Generalversammlungen in Corona-Zeiten und in Zukunft
Die Generalversammlung (GV) ist das oberste Organ der Aktiengesellschaft: Sie beschliesst über die Statuten (und damit den Unternehmenszweck) sowie die Genehmigung von Jahresrechnung und Dividende. Zudem wählt sie den Verwaltungsrat (VR), der für die Geschäftsführung verantwortlich ist. In börsenkotierten Gesellschaften hat sie schliesslich auch ein Mitspracherecht über die Vergütung des Top-Managements.

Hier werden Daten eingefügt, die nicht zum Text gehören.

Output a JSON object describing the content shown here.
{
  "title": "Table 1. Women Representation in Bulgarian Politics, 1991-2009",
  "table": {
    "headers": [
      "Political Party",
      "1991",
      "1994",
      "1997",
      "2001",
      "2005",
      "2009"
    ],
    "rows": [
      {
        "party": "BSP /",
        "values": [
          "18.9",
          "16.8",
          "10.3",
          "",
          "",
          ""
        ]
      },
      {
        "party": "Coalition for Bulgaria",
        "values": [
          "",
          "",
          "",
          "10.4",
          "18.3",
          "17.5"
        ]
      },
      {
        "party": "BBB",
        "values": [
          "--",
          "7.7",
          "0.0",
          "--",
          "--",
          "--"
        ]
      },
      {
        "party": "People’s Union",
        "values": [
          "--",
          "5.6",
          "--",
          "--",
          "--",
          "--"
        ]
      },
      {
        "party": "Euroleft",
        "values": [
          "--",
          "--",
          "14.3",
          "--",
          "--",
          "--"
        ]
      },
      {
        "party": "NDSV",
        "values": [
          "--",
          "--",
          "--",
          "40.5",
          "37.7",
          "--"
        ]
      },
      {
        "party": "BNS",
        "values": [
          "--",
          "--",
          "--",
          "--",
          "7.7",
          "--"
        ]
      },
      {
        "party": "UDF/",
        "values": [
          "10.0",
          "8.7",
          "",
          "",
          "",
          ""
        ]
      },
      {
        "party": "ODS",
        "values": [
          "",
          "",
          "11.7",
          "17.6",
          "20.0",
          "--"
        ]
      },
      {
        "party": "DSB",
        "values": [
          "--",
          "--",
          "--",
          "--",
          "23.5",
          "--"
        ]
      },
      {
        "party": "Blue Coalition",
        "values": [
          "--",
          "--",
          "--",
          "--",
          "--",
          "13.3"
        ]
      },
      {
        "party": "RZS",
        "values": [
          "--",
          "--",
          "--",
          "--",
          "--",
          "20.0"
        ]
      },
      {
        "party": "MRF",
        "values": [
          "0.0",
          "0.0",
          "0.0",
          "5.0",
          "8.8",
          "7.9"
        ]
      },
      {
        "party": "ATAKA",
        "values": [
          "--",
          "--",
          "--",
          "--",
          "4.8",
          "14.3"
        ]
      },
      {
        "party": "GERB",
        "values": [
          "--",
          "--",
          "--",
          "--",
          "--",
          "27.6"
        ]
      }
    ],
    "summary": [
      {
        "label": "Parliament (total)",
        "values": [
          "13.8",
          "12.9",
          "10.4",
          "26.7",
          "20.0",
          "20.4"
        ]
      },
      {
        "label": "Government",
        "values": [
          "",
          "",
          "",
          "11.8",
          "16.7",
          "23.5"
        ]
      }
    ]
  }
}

Die Teilnahme an der GV und das Stimmrecht sind die zentralsten Mitwirkungsrechte des Aktionärs: Sie ist eine Art Landsgemeinde, an welcher Aktionäre unmittelbar diskutieren und entscheiden. Das Prinzip der Unmittelbarkeit hat zwei wichtige Konsequenzen:
1) Die GV findet an einem physischen Ort statt, damit – gemäss bundesgerichtlicher Rechtsprechung – "[…] die spontane und uneingeschränkte Interaktivität unter den Teilnehmern gewahrt" wird. An der GV dürfen grundsätzlich nur Aktionäre und Verwaltungsräte teilnehmen. Nur Aktionäre dürfen sich an den Diskussionen und Abstimmungen beteiligen, wobei sie sich auch formell vertreten lassen können.
2) Der VR kann zwar Gäste einladen, jedoch grundsätzlich nur als "Zuhörer".
Insbesondere bei grossen börsenkotierten Unternehmen führte das jährlich zu Grossanlässen mit hunderten Aktionären.
Die GV in Corona-Zeiten
Infolge des Corona-Versammlungsverbots hat der Bundesrat die Möglichkeit eröffnet, die GV ohne physische Anwesenheit durchzuführen, indem die Aktionäre ihre Stimminstruktionen an einen unabhängigen Stimmrechtsvertreter erteilen. Die GV selber wird "im stillen Kämmerlein" durch VR-Präsidenten, Stimmrechtsvertreter und Stimmenzähler abgehalten. Der direkte Einbezug der Aktionäre in die GV ist in diesem Corona-Regime nicht vorgeschrieben und kann unterschiedlich erfolgen: Ein Grossteil der Unternehmen publiziert neben dem Geschäftsbericht lediglich die Abstimmergebnisse der behandelten Traktanden. Andere wenden sich in Videobotschaften an die Öffentlichkeit oder übertragen die GV per Live-Stream, der auch Voten von Aktionären zulassen kann.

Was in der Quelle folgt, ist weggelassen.